Maneki vient se lover contre moi. Il est tout ce qui me reste de Juliette. La seule chose dont je n’ai pas pu me débarrasser. Après tout, il n’y était pour rien. Il a hérité de ce nom à cause de cet amour immodéré de Juliette pour le Japon. Et pourtant lui non plus n’est pas japonais. Mais Juliette avait décidé: ce serait Maneki, comme les chats porte-bonheur qu’on trouve à l’entrée des magasins ou des restaurants asiatiques. À l’époque, nous coulions ce qui me semblait être des jours heureux, rythmé entre travail, weekend à la campagne, soirées entre amis et siestes crapuleuses. Elle me rassurait par sa simple présence, demain me semblait plus facile. J’espérais ces moments éternels. Néanmoins, il m’avait fallu du temps pour laisser aller mes sentiments vis-à-vis d’elle, et faire tomber ma carapace. Notre histoire dura deux ans, sans cris, sans conflits. Et puis je suis rentré un soir, et j’ai trouvé l’appartement vidé de moitié. Elle était partie aussi vite qu’elle était entrée dans ma vie. En souvenir de cette union, elle ne m’avait laissé quelques cheveux au fond du lavabo et une terrible sensation de solitude. Je ne comprenais alorsni son départ, ni ses attentes. Elle m’avait mis devant le fait accompli. Notre histoire s’arrêtait là. Je n’avais probablement pas su l’écouter, ou pas voulu, tout simplement. Comme dans les films romantiques, elle avait voulu rajouter une touche de mélodrame et avait accroché au collier de la pauvre bête un message: « Il te portera bonheur. Désolé. J. ». Et Maneki avait passé le reste de la journée à essayer de se débarrasser de ce bout de papier. Je n’ai donc pu garder que Maneki.

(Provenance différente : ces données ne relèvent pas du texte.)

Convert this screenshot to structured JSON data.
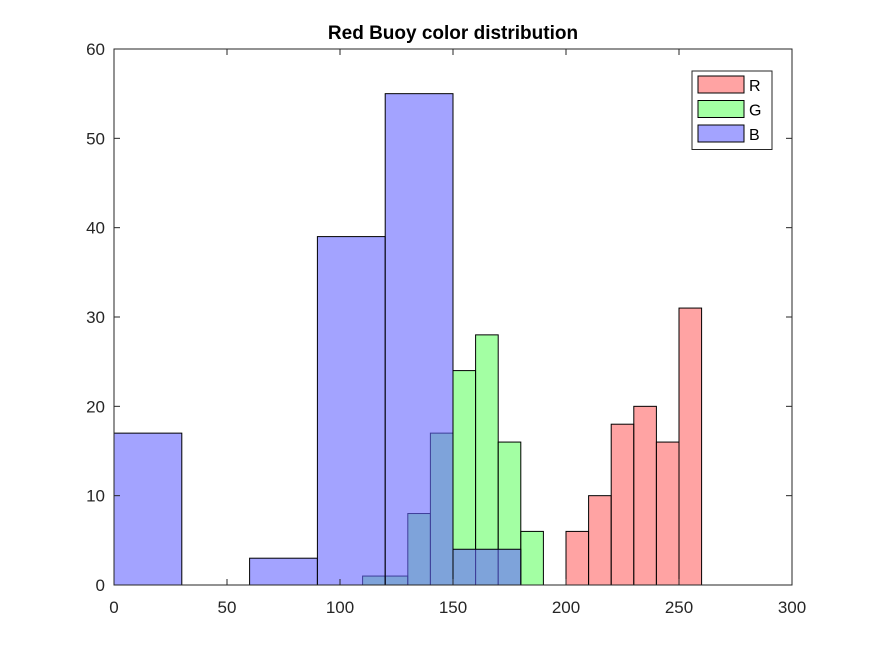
{
  "chart_data": {
    "type": "bar",
    "title": "Red Buoy color distribution",
    "xlabel": "",
    "ylabel": "",
    "xlim": [
      0,
      300
    ],
    "ylim": [
      0,
      60
    ],
    "xticks": [
      "0",
      "50",
      "100",
      "150",
      "200",
      "250",
      "300"
    ],
    "yticks": [
      "0",
      "10",
      "20",
      "30",
      "40",
      "50",
      "60"
    ],
    "grid": false,
    "legend_position": "top-right",
    "series": [
      {
        "name": "R",
        "color": "#ff6666",
        "bins": [
          {
            "start": 200,
            "end": 210,
            "count": 6
          },
          {
            "start": 210,
            "end": 220,
            "count": 10
          },
          {
            "start": 220,
            "end": 230,
            "count": 18
          },
          {
            "start": 230,
            "end": 240,
            "count": 20
          },
          {
            "start": 240,
            "end": 250,
            "count": 16
          },
          {
            "start": 250,
            "end": 260,
            "count": 31
          }
        ]
      },
      {
        "name": "G",
        "color": "#66ff66",
        "bins": [
          {
            "start": 110,
            "end": 120,
            "count": 1
          },
          {
            "start": 120,
            "end": 130,
            "count": 1
          },
          {
            "start": 130,
            "end": 140,
            "count": 8
          },
          {
            "start": 140,
            "end": 150,
            "count": 17
          },
          {
            "start": 150,
            "end": 160,
            "count": 24
          },
          {
            "start": 160,
            "end": 170,
            "count": 28
          },
          {
            "start": 170,
            "end": 180,
            "count": 16
          },
          {
            "start": 180,
            "end": 190,
            "count": 6
          }
        ]
      },
      {
        "name": "B",
        "color": "#6666ff",
        "bins": [
          {
            "start": 0,
            "end": 30,
            "count": 17
          },
          {
            "start": 60,
            "end": 90,
            "count": 3
          },
          {
            "start": 90,
            "end": 120,
            "count": 39
          },
          {
            "start": 120,
            "end": 150,
            "count": 55
          },
          {
            "start": 150,
            "end": 180,
            "count": 4
          }
        ]
      }
    ]
  }
}
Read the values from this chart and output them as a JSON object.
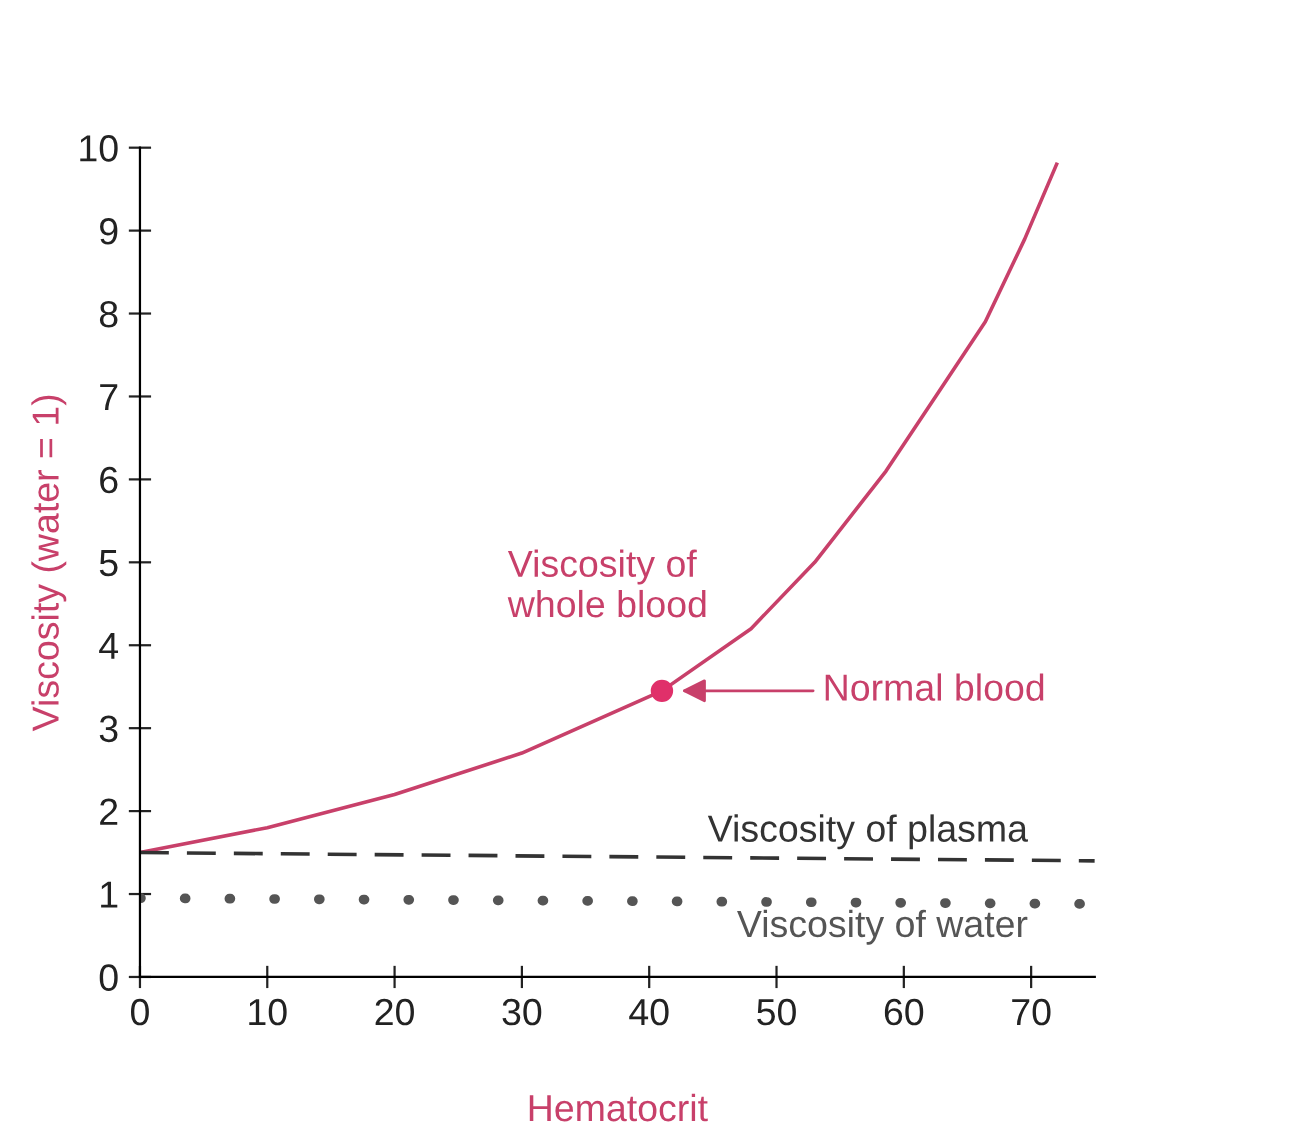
{
  "chart_data": {
    "type": "line",
    "xlabel": "Hematocrit",
    "ylabel": "Viscosity (water = 1)",
    "xlim": [
      0,
      75
    ],
    "ylim": [
      0,
      10
    ],
    "xticks": [
      0,
      10,
      20,
      30,
      40,
      50,
      60,
      70
    ],
    "yticks": [
      0,
      1,
      2,
      3,
      4,
      5,
      6,
      7,
      8,
      9,
      10
    ],
    "grid": false,
    "legend": false,
    "series": [
      {
        "name": "Viscosity of whole blood",
        "color": "#c8406a",
        "line_style": "solid",
        "x": [
          0,
          10,
          20,
          30,
          41,
          48,
          53,
          58.6,
          62.5,
          66.4,
          69.5,
          72
        ],
        "values": [
          1.5,
          1.8,
          2.2,
          2.7,
          3.45,
          4.2,
          5.0,
          6.1,
          7.0,
          7.9,
          8.9,
          9.8
        ]
      },
      {
        "name": "Viscosity of plasma",
        "color": "#333333",
        "line_style": "dashed",
        "x": [
          0,
          75
        ],
        "values": [
          1.5,
          1.4
        ]
      },
      {
        "name": "Viscosity of water",
        "color": "#555555",
        "line_style": "dotted",
        "x": [
          0,
          75
        ],
        "values": [
          0.95,
          0.88
        ]
      },
      {
        "type": "scatter",
        "color": "#e0306a",
        "marker": "circle",
        "x": [
          41
        ],
        "values": [
          3.45
        ]
      }
    ],
    "annotations": [
      "Normal blood"
    ]
  }
}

J’allume une nouvelle cigarette. Après son départ, je ne voulais pas entendre parler du Japon, encore moins de Juliette. Un an et demi s’était écoulé et cette colère sourde en moi ne s’était jamais vraiment éteinte. Je lui en voulais d’être partie. Plusieurs fois, elle avait tenté d’expliquer son geste dans des lettres. Et ses raisons ne tenaient pas debout. Elles étaient irrecevables à mes yeux. Mais c’était son choix, et je n’allais pas aller contre sa volonté. Et même si j’avais voulu, je n’aurais rien pu sauver. Je brûlais toute sa correspondance au fond d’un saladier. Et dans une dernière mesquinerie, pour la punir de m’avoir laissé, je lui répondais par mon silence le plus absolu.

Et voilà, Juliette est à nouveau de retour dans ma vie, derrière cette carte, cachée dans le paysage du Fujiyama. Comme une tache d’encre indélébile dans mon esprit. L’odeur de son parfum m’envahit, et des images remontent à la surface, des sensations douces et agréables. Son rire emplit ma tête. Et le fantôme de Juliette traverse l’appartement, sa serviette de bain nouée au-dessus de sa poitrine, ses cheveux en chignon, laissant flotter derrière elle l’odeur de son gel douche si chimiquement délicieux, parfum noix de coco. Me rappelant au présent, Maneki tape avec sa patte sur la carte, comme pour me demander de la lire. Il est inutile de repousser encore un peu plus loin l’échéance.

Je retourne la carte, prêt à affronter cette lecture difficile. Comme dans les mangas, le marteau de 1000 tonnes me tombe dessus par surprise. Mes yeux parcourent chaque ligne, et je me sens de plus en plus bête au fur et mesure. Au fond de mon cœur, j’espérais toujours un signe d’elle. Je me sens stupide. Arrivé à la fin de la carte, je souris. Je me lève et me dirige vers la cuisine. J’accroche la carte au frigo, effleurant du doigt le Fujiyama. Leur budget publicité doit être conséquent pour se payer de si belles cartes postales. Je me promets, ne serait-ce que pour le trouble que m’a procuré cette carte, d’aller dîner un soir dans ce restaurant qui vient d’ouvrir dans le quartier. Cette non-aventure m’a fait ouvrir les yeux sur les histoires d’amour. Quand elles ne sont plus, il faut savoir tourner la page.